Opening Paragraphs, Version One:
The low hills lying in rows across the dry, narrow valley of the Ebro were long and dirty off-white tinged with streaks of brownish yellow, like the exposed teeth of an old grinning plowhorse. This side of the dusty valley was hot as an oven; there was no relieving shade and no sheltering trees and the overheated adobe station was forever trapped between two sharp running lines of heat-shimmering train rails in the blistering afternoon sun. Close against the side of the lonely station there was the warm, choking shadow of the claustrophobic building and a still curtain, made of vibrantly-colored strings of brightly-painted bamboo beads, hung slantingly across the open door into the dark, mysterious bar, to keep out unwanted buzzing flies. The tall, athletic American in his light suit and hat and the beautiful, blonde girl with him sat at a small rickety table in the hot shade, outside the isolated building. It was very hot, like a desert, and the express from Barcelona would come chugging down the rails in forty minutes. It stopped briefly at this lonely junction for a spare two minutes and went to Madrid.
'What should we drink?' the girl asked quietly, wiping her glowing face with the back of one delicate hand. She had taken off her straw hat and put it on the round, white-painted table.
'It's pretty hot,' the man said tiredly.
Huh? How about this instead:
Opening Paragraphs, Version Two:
The hills across the valley of the Ebro were long and white. On this side there was no shade and no trees and the station was between two lines of rails in the sun. Close against the side of the station there was the warm shadow of the building and a curtain, made of strings of bamboo beads, hung across the open door into the bar, to keep out flies. The American and the girl with him sat at a table in the shade, outside the building. It was very hot and the express from Barcelona would come in forty minutes. It stopped at this junction for two minutes and went to Madrid.
'What should we drink?' the girl asked.

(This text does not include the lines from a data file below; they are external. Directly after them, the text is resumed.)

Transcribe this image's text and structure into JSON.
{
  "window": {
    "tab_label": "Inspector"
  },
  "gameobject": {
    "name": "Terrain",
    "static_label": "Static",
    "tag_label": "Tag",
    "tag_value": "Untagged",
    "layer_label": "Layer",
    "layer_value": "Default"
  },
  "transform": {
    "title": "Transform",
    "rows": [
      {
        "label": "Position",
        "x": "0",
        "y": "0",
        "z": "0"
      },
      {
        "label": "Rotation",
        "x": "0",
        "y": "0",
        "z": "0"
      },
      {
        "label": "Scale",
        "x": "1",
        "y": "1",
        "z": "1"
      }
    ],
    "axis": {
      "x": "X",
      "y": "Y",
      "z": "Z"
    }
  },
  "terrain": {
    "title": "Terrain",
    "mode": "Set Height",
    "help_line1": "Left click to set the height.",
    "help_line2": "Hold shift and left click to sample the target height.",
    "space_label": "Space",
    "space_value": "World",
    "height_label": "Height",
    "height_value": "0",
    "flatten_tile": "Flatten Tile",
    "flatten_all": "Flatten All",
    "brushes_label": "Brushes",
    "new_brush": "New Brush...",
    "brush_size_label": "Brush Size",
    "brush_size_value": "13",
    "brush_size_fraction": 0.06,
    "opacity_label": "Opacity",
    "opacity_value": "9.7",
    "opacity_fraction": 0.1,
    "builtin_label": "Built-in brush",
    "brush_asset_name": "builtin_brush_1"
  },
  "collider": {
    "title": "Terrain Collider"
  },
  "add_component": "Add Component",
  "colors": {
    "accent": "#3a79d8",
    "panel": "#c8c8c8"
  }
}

She had taken off her hat and put it on the table.
'It's pretty hot,' the man said.
See the difference? Version Two is in fact the beginning of Ernest Hemingway's amazing short story, "Hills Like White Elephants." Version One is an immensely overwritten form of it. If you happen to prefer Version One of this, you need to sit down and pay attention.
Version One is purple prose, though I often see stuff that's a great deal worse than this, written in all seriousness. Nobody should write this way. It's simply too much. Every noun has a modifying adjective, every verb has an adverb, and every description has a bad simile. Too much.
Overwritten writing usually attempts to carry too much information, and becomes indistinct. If every noun or verb in a sentence is supposed to carry descriptive data (that is, has an adjective or adverb that is supposed to mean something important to the reader), it becomes difficult to figure out what's actually the subject of the sentence, what the point of the writing is. This is why we're told to strike out adverbs and excess adjectives: a sentence should, ideally, be about A Single Thing, and you should aim the reader at that one thing only. If you want to say more than one thing, or have a complex idea to get across, it is preferable to break your thoughts into more than one sentence, with one thought per sentence. You cannot say everything at once, and it's not polite to talk with your mouth full, anyway.
So my advice is simple: write directly, and just tell the story. Don't be fooled into thinking that you have to put onto paper something that looks like literature, or that you have to reach for grandiloquence with every sentence. You don't. Elegance is eloquence. Strive for clarity and know what you're writing about.